Par Deborah Strebel
D’acier / de Silvia Avallone / mise en scène par Robert Sandoz / Théâtre du Loup / du 6 au 18 octobre 2015 / plus d’infos
Adapté du premier roman de Silvia Avallone, D’acier dresse, avec une beauté saisissante, le portrait d’une jeunesse italienne tiraillée entre ses désirs et ses désillusions.
Née en 1984, Silvia Avallone a passé une partie de son adolescence à Piombino, ville industrielle toscane. C’est aussi le lieu dans lequel se déroule le récit de son premier roman, D’acier. Paru en 2010, cet ouvrage lui a valu des prix en Italie et en France. Après une adaptation cinématographique, très remarquée, par Stefano Mordini, Robert Sandoz en propose une transposition théâtrale. Séduit par ce texte qui donne la parole à la jeunesse, le metteur en scène suisse s’est directement tourné vers de jeunes comédiens et comédiennes, par peur de pervertir ce qui lui paraît être un « roman d’une génération ». Ainsi, dès les premiers instants, le spectacle est porté par la ferveur de ces comédiens prétrentenaires.
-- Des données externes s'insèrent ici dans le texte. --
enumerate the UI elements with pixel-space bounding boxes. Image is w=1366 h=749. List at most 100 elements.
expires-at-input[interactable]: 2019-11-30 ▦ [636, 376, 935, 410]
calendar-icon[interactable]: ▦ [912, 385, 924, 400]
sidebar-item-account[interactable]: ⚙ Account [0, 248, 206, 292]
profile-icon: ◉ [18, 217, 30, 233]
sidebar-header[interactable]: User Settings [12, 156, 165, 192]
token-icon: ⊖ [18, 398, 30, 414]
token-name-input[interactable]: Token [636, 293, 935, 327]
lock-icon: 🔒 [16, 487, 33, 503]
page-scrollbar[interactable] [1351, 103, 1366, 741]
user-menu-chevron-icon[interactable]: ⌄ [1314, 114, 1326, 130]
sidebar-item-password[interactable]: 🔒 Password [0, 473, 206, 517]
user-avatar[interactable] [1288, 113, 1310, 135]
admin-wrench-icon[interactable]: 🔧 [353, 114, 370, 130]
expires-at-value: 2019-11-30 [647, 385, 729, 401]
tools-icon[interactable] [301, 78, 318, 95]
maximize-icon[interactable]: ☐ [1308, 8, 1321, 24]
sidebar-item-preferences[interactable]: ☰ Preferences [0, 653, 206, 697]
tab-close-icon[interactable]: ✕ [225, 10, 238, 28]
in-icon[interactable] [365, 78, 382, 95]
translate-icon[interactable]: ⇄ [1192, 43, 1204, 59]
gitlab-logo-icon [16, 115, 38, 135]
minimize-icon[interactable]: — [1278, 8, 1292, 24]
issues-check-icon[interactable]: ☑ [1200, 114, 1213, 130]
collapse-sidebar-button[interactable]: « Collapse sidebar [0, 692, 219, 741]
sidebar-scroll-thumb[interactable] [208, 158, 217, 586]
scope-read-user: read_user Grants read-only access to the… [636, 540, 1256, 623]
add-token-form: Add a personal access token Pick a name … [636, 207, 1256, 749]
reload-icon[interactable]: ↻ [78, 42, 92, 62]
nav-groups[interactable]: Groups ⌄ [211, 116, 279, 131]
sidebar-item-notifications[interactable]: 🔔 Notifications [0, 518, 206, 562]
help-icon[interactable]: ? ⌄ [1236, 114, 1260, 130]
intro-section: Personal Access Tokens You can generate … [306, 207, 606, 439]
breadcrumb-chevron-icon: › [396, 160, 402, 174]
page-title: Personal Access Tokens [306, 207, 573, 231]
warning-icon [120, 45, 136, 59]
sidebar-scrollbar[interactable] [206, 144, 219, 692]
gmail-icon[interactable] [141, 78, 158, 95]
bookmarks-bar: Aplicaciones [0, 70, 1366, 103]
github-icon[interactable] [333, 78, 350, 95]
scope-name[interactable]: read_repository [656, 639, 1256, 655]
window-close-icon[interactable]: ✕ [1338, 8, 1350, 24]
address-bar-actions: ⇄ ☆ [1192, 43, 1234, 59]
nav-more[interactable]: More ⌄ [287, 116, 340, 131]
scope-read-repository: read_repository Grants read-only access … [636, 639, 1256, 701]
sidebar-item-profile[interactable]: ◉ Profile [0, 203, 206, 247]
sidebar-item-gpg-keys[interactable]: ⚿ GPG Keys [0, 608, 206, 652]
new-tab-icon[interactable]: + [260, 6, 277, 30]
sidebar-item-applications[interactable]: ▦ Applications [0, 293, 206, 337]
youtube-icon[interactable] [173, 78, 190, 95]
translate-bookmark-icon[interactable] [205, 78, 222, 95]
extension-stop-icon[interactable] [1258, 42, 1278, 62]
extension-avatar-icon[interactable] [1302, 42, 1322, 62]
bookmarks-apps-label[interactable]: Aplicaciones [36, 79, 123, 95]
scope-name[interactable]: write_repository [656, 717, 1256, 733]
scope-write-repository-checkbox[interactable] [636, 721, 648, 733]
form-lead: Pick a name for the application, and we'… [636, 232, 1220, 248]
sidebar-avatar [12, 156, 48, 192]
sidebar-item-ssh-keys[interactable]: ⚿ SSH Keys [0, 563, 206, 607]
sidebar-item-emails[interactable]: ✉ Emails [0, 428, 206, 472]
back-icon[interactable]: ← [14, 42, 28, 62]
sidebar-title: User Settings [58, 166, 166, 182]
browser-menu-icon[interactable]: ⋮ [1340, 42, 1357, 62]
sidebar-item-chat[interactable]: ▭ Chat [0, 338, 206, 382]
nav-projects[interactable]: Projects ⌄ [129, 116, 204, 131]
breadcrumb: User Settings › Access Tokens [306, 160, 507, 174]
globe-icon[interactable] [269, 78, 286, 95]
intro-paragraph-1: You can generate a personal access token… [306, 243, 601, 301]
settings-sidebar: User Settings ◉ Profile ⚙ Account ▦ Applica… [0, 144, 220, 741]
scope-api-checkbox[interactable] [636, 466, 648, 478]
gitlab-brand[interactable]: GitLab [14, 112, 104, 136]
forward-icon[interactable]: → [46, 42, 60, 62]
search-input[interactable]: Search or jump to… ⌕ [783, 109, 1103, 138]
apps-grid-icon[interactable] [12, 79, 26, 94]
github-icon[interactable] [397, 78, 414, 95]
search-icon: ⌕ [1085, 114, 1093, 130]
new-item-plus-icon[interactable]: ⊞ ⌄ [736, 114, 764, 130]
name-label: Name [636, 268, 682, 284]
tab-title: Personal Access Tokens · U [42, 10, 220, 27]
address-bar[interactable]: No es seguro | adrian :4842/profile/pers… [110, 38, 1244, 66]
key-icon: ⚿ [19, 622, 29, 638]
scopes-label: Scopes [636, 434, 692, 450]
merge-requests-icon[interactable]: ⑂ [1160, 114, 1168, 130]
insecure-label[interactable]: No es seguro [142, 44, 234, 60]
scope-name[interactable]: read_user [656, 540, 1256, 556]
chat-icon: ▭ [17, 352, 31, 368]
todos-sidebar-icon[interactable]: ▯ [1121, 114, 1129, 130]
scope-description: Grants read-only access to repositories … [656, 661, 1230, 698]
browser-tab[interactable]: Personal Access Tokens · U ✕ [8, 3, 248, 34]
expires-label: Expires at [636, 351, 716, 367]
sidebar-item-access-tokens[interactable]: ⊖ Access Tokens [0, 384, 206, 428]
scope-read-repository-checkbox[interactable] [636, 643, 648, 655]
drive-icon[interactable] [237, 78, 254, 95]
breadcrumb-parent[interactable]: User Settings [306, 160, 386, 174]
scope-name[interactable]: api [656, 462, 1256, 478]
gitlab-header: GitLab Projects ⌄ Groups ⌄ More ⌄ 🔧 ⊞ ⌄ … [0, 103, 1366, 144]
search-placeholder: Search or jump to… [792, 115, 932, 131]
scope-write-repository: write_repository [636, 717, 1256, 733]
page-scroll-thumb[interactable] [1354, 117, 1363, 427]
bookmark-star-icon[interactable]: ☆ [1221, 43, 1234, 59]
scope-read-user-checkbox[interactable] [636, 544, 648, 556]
Deux demoiselles déboulent sur scène en courant et riant. Vêtues de bikinis, elles se dirigent vers une plage. D’autres personnes se prélassent déjà au soleil, la main dans la glacière ou étendues sur des chaises blanches en plastique. Une ombre se profile au tableau. Un homme épie les corps des deux baigneuses candides et souffle des commentaires salaces dans un micro. Ces remarques, frisant la vulgarité, viennent briser ce cadre idyllique. Puis d’autres éléments viennent obscurcir le tableau, faisant comprendre qu’il ne s’agit pas d’une de ces belles plages touristiques, mais d’un bord de mer marécageux avec comme arrière-fond des barres d’immeubles et une aciérie.
Cette gigantesque fabrique est le moteur de la ville. La plupart des hommes y travaillent durement jour et nuit. Absorbés par cette fournaise, et recrachés par ce monstre sans pitié après de longues heures de labeur, ils parviennent à se changer les idées à l’aide d’un rail de cocaïne ou du petit coup de fouet donné par une dose d’ecstasy. Au cœur de la cité et de la vie de ses habitants, la présence de cette monumentale aciérie est suggérée sur la scène par un imposant échafaudage métallique. Cette structure accueille également de grandes lettres ; non pas celles de l’enseigne de la firme, mais celles du nom de l’île enchanteresse se situant de l’autre côté de la mer, juste en face : ELBA. Ce dispositif parvient brillamment à évoquer les deux polarités entre lesquelles les personnages sont cantonnés : d’un côté l’usine, de l’autre l’île ; d’un côté l’enfer, de l’autre le paradis.
Les deux principales protagonistes, Anna et Francesca, du haut de leurs presque quatorze ans, sont ballotées d’un pôle à l’autre. Si la première est attirée par les études alors que la deuxième préfère la télévision berlusconienne, ensemble elles rêvent de nager en direction de cette oasis avoisinante. Leur songe commun tend à s’éloigner quand la réalité les rattrape : qu’elle se rattache à l’absence paternelle ou à l’ignoble maltraitance d’un père.
Loin de n’être qu’une écrasante chronique sociale, la pièce est parsemée de touches poétiques. Le public s’attache très vite aux personnages. Ces derniers, un peu perdus entre le désir de partir et celui de rester, n’ont que l’amitié et la fratrie comme bouclier face à un futur incertain et peu réjouissant.